The reason is painfully simple: if you don't have a garage or a dedicated parking spot with a charger — which describes a massive percentage of renters in this city — you're basically playing a daily game of musical chairs with public charging stations. And anyone who's circled the block for 20 minutes looking for a regular parking spot in the Sunset or the Mission knows how fun that sounds.

This is the fundamental disconnect between Sacramento's green mandates and the reality of urban living in San Francisco. The city is dominated by renters. Many live in older buildings with no off-street parking at all, let alone wired-up parking. Installing chargers in multi-unit buildings is a bureaucratic and financial headache that most landlords have zero incentive to tackle. And the city's public charging infrastructure, while growing, is nowhere near sufficient to replace the convenience of plugging in at home overnight.

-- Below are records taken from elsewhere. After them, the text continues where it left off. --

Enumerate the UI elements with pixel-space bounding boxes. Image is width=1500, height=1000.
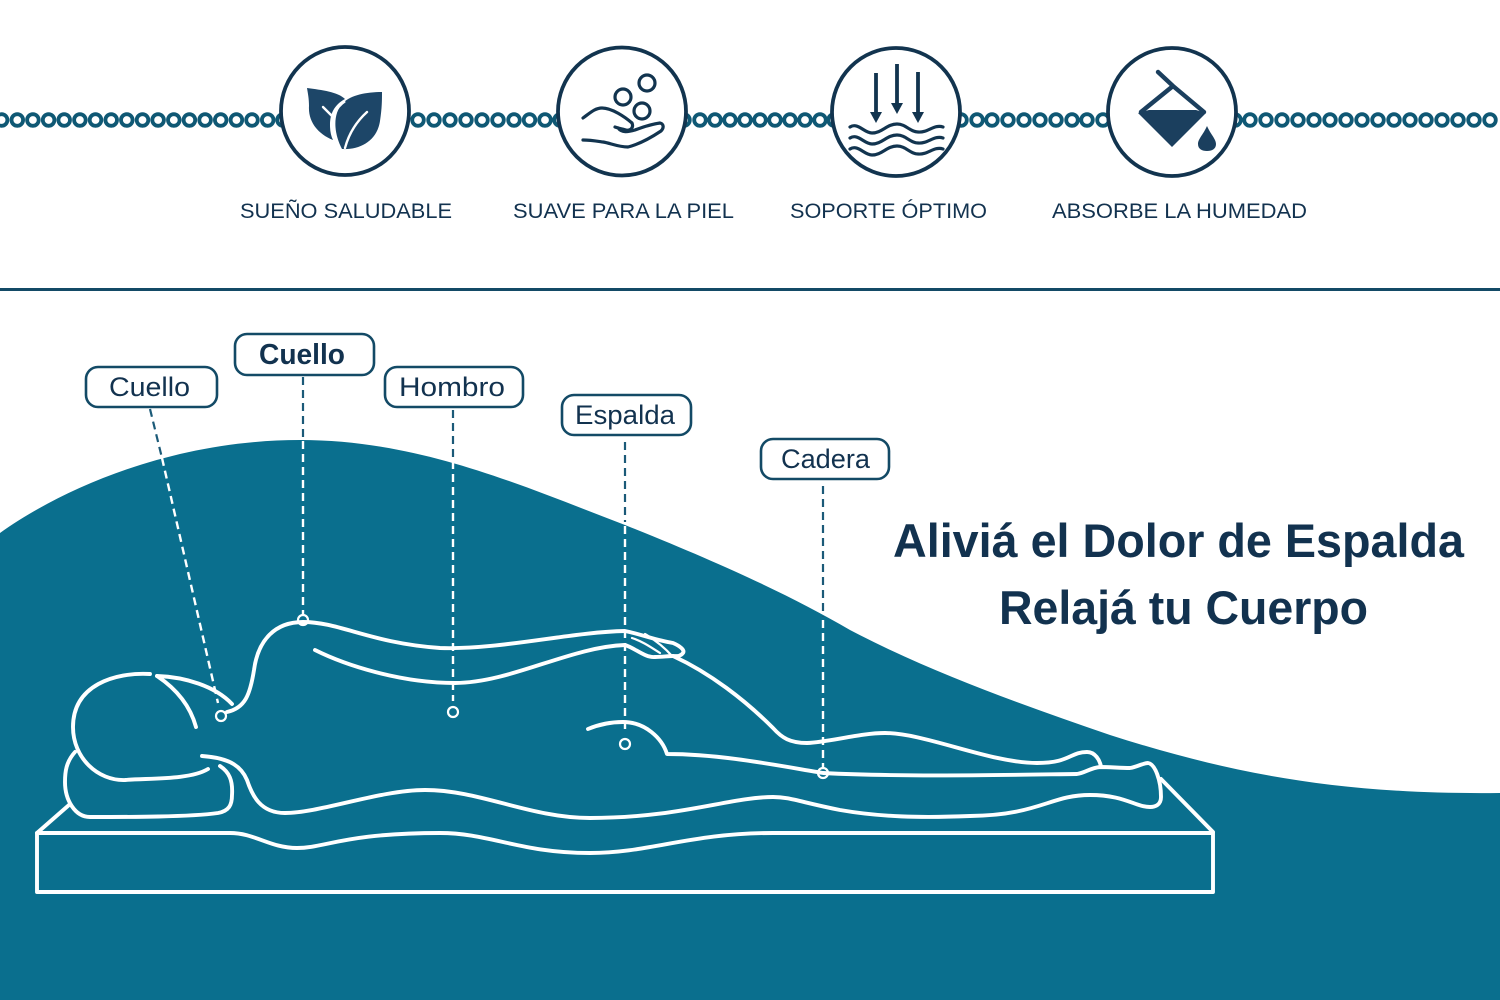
icon: leaves bbox=[281, 47, 409, 175]
feature label: absorbe la humedad: ABSORBE LA HUMEDAD bbox=[1052, 200, 1307, 223]
callout: cuello izquierdo bbox=[86, 367, 226, 721]
callout: cuello central bbox=[235, 334, 374, 625]
body outline bbox=[73, 622, 1161, 818]
mattress bbox=[37, 779, 1213, 892]
callout: cadera: Cadera bbox=[781, 444, 871, 474]
icon: arrows over waves bbox=[832, 48, 960, 176]
feature label: suave para la piel: SUAVE PARA LA PIEL bbox=[513, 200, 734, 223]
icon: tilted bucket with drop bbox=[1108, 48, 1236, 176]
callout: hombro: Hombro bbox=[399, 372, 505, 402]
title: Aliviá el Dolor de Espalda bbox=[893, 514, 1465, 567]
feature label: soporte óptimo: SOPORTE ÓPTIMO bbox=[790, 200, 987, 223]
callout: cuello izquierdo: Cuello bbox=[109, 372, 190, 402]
chain divider bbox=[0, 114, 1496, 126]
section divider line bbox=[0, 288, 1500, 291]
title bbox=[893, 514, 1465, 634]
callout: espalda bbox=[562, 395, 691, 749]
callout: cadera bbox=[761, 439, 889, 778]
title: Relajá tu Cuerpo bbox=[999, 581, 1368, 634]
icon: hand with particles bbox=[558, 48, 686, 176]
background wave bbox=[0, 440, 1500, 1000]
callout: espalda: Espalda bbox=[575, 400, 676, 430]
feature label: sueño saludable: SUEÑO SALUDABLE bbox=[240, 199, 452, 223]
callout: hombro bbox=[385, 367, 523, 717]
callout: cuello central: Cuello bbox=[259, 339, 345, 371]
pillow bbox=[65, 752, 232, 817]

So what's the plan? Hope that everyone can charge at work? That's a fantasy for service workers, teachers, and anyone whose employer doesn't happen to be a tech campus with a parking garage full of ChargePoints. Build more public chargers on city streets? Great idea — now try getting permits through SF's legendary approval process before the heat death of the universe.

Here's the thing: we're not anti-EV. Electric vehicles are genuinely cool technology, and market competition is driving prices down. But there's something deeply unserious about a government that simultaneously mandates electric cars and makes it nearly impossible for average city dwellers to charge them. It's the California special: ambitious targets, zero follow-through on the boring infrastructure stuff.

If the state and city are going to push EVs this hard, they need to make charging as easy as filling up a gas tank. Until then, the EV mandate is just another example of policy designed for people with driveways — not for the renters who actually make up this city.